Number 4: Keep Your Promise

The Top 10 Things I’ve Learned About Restaurant Marketing

NUMBER FOUR: Marketing can’t promise what operations can’t execute.

We all know that ours is a “no excuses” business. Our guests don’t care that the reason their Great Aunt’s 80th birthday was ruined was because it was shift change and you had two servers call in. But even that is more understandable than a promotion gone wrong. So much depends on flawless execution…delivering an experience that will drive a return visit. A simple thing like promoting a long-ticket-time appetizer versus an easy-pick-up item like soup can negatively affect the guest experience.

* I was in Arizona this past winter and tried the new breakfast menu being tested by a fast-food chain. My family tried a number of great items, but the thing that we all liked the best was the breakfast smoothie. I know for a fact that my brother-in-law who lives in Arizona went out of his way to go back for it. But when I talked to a friend who works for the chain a few weeks ago, she told me they had taken it off the menu. I’m disappointed but not surprised. It was a great item, but operationally, it appeared to be clearly difficult to execute.

* When I started with Max & Erma’s in the ’80s they had telephones on every table so that people could call each other…it was great fun and a big draw. But I can’t tell you how many complaints we got when guests waited an hour or more only to be seated at a table where the phone was broken. It was a signature for our brand, but it was a promise we couldn’t keep. We eventually discontinued the phones and focused on higher quality and fewer gimmicks.
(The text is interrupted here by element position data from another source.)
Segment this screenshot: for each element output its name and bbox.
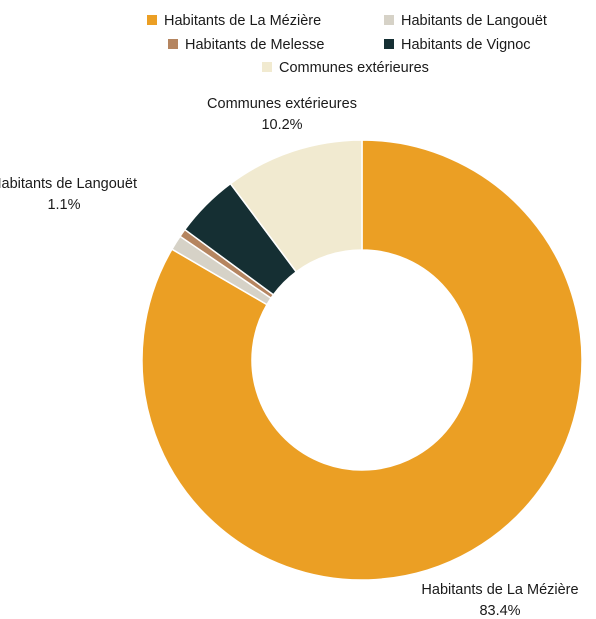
legend-label: Habitants de Melesse (185, 37, 324, 53)
data-label-communes-exterieures: Communes extérieures 10.2% (207, 96, 357, 133)
slice-habitants-de-la-meziere[interactable] (141, 139, 583, 581)
donut-slices (141, 139, 583, 581)
data-label-name: Habitants de Langouët (0, 176, 137, 192)
legend-swatch (384, 15, 394, 25)
legend-label: Communes extérieures (279, 60, 429, 76)
legend-label: Habitants de Vignoc (401, 37, 531, 53)
data-label-name: Habitants de La Mézière (421, 582, 578, 598)
chart-legend: Habitants de La Mézière Habitants de Lang… (147, 13, 547, 76)
data-label-value: 83.4% (479, 603, 520, 619)
legend-swatch (147, 15, 157, 25)
data-label-habitants-de-langouet: Habitants de Langouët 1.1% (0, 176, 137, 213)
legend-swatch (384, 39, 394, 49)
data-label-habitants-de-la-meziere: Habitants de La Mézière 83.4% (421, 582, 578, 619)
legend-label: Habitants de La Mézière (164, 13, 321, 29)
data-label-name: Communes extérieures (207, 96, 357, 112)
data-label-value: 1.1% (47, 197, 80, 213)
legend-item-habitants-de-langouet[interactable]: Habitants de Langouët (384, 13, 547, 29)
legend-item-communes-exterieures[interactable]: Communes extérieures (262, 60, 429, 76)
legend-swatch (168, 39, 178, 49)
legend-label: Habitants de Langouët (401, 13, 547, 29)
legend-item-habitants-de-la-meziere[interactable]: Habitants de La Mézière (147, 13, 321, 29)
legend-item-habitants-de-vignoc[interactable]: Habitants de Vignoc (384, 37, 531, 53)
slice-communes-exterieures[interactable] (229, 139, 363, 273)
legend-item-habitants-de-melesse[interactable]: Habitants de Melesse (168, 37, 324, 53)
data-label-value: 10.2% (261, 117, 302, 133)
legend-swatch (262, 62, 272, 72)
* Similarly, French Onion Soup was a signature item for Max & Erma’s, but we had to back off from promoting it because it came off the salamander broiler, which didn’t have the capacity to support high volumes. Again, a signature item for the brand, but a promise we couldn’t keep.

* A more current example is the recent round of brands hopping on the “come in for a FREE ITEM” band wagon only to have to backtrack when it proves to be operationally impossible.

Some people believe that an average plan flawlessly executed is better than a creative plan inexpertly executed. The simplicity of limited-menu concepts like Houston’s or In-N-Out Burger attests to the strength of this kind of focus. On the other hand, restaurant chains like The Cheesecake Factory who have developed the operational expertise to execute a high level of complexity are the exception that prove the rule. The bottom line is creating expectations you exceed every time.